Unfortunately, these are actual news items – earnest propaganda from a delusional, paranoid dictatorship obsessed with getting respect from the outside world. It’s bad enough these news stories exist at all. It’s downright terrifying to think North Korean leaders clearly don’t realize how completely insane their own propaganda makes them sound.

With that in mind, imagine my amazement at KCNA’s sane-n-subdued report on the recent visit of U.S. special envoy Stephen Bosworth to North Korea’s capital, Pyongyang:

“Through working and frank discussion the two sides deepened the mutual understanding, narrowed their differences and found not a few common points. They also reached a series of common understandings of the need to resume the six-party talks. ... Both sides agreed to continue to cooperate with each other in the future to narrow down the remaining differences.”

Wha-wha-what? “Mutual understanding”? “Common points”? “Narrow down the remaining differences”?

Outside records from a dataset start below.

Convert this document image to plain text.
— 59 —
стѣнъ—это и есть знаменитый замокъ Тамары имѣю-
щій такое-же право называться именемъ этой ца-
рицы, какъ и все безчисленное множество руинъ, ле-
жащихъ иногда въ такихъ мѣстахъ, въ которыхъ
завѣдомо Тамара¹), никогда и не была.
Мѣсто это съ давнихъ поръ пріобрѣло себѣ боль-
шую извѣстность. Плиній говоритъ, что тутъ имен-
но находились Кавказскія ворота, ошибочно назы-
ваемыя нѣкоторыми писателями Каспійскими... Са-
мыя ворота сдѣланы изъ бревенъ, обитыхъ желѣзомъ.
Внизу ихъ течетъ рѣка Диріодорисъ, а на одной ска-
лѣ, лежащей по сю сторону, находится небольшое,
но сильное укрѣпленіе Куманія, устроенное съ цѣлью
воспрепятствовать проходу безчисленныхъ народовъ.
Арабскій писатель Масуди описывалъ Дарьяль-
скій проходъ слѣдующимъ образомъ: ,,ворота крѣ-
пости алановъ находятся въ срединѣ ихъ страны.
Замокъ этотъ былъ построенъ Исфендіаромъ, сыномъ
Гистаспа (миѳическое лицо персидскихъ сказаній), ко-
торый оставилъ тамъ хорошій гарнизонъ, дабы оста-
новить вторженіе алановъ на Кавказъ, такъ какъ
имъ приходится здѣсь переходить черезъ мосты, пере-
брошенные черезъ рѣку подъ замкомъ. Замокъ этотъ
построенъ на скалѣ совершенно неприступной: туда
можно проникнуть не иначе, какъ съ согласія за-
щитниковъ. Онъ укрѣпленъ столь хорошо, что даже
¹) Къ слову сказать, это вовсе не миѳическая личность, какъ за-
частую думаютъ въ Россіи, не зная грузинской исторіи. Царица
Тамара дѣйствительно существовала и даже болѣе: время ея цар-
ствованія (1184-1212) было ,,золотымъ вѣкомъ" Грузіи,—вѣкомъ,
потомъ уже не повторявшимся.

What the heck is going on? I mean, KCNA seldom makes reference to the U.S. or its allies without including phrases like “imperialist aggressors” and “bellicose puppets.” Did someone hack the KCNA server?

Actually, no.

It turns out North Korea’s leaders are in a sincerely good mood for a change. Bosworth reportedly made it clear to his North Korean counterparts that the U.S. is more willing to normalize relations with the Hermit Kingdom than at any time since the Korean War ended in 1953.

We’re not only offering to loosen the economic and political noose around North Korea, but according to Voice of America, “normalization” could include opening a permanent U.S. liaison office in North Korea – the first step toward opening an actual embassy. For a country as obsessed as North Korea is with being perceived as legitimate, it’s a huge offer.

In exchange, North Korea has to be less crazy. It must stop building nukes. It must stop exploding them to get the world’s attention. And it has to stop shipping ballistic missiles to Iran and Burma.

Notable for its absence from any recent official discussions about North Korea: human rights. President Bush removed North Korea from its list of state sponsors of terrorism, but no one outside North Korea disputes that it terrorizes its own people on a scale Americans cannot fathom.

North Korea’s dictatorship runs a chain of Stalinist gulags – remote prison camps warehousing tens of thousands of people accused of crimes like buying or selling food, trying to escape to China, or insufficient enthusiasm for the regime. A survey of former prisoners who eventually escaped North Korea showed that 60 percent witnessed deaths due to beating or torture, and 90 percent had witnessed forced starvation. A famine in the 1990s in North Korea is believed to have killed between 650,000 and 1 million North Koreans. The cause: the regime’s insane economic and agricultural policies.

It’s not that the U.S. doesn’t care. It’s just that we’re more worried about nukes and missiles right now than we are about ordinary North Koreans. Easing relations with North Korea would be a huge plus for the U.S. It would free up military resources tied down in the Pacific. Meanwhile, stopping the flow of arms out of North Korea would buy the U.S. time to deal with Iran before it’s fully nuclear.

In fact, just a couple days after Bosworth departed Pyongyang, an airplane carrying 35 tons of North Korean weapons was intercepted while refueling in Thailand. Thai investigators say the bulk of the cargo was ballistic missile parts headed for Iran – a violation of U.N. sanctions disallowing the export of North Korean arms.

A less antagonistic relationship with North Korea, even at the expense of serious human rights concerns, could pay dividends as far away as Tehran and Tel Aviv.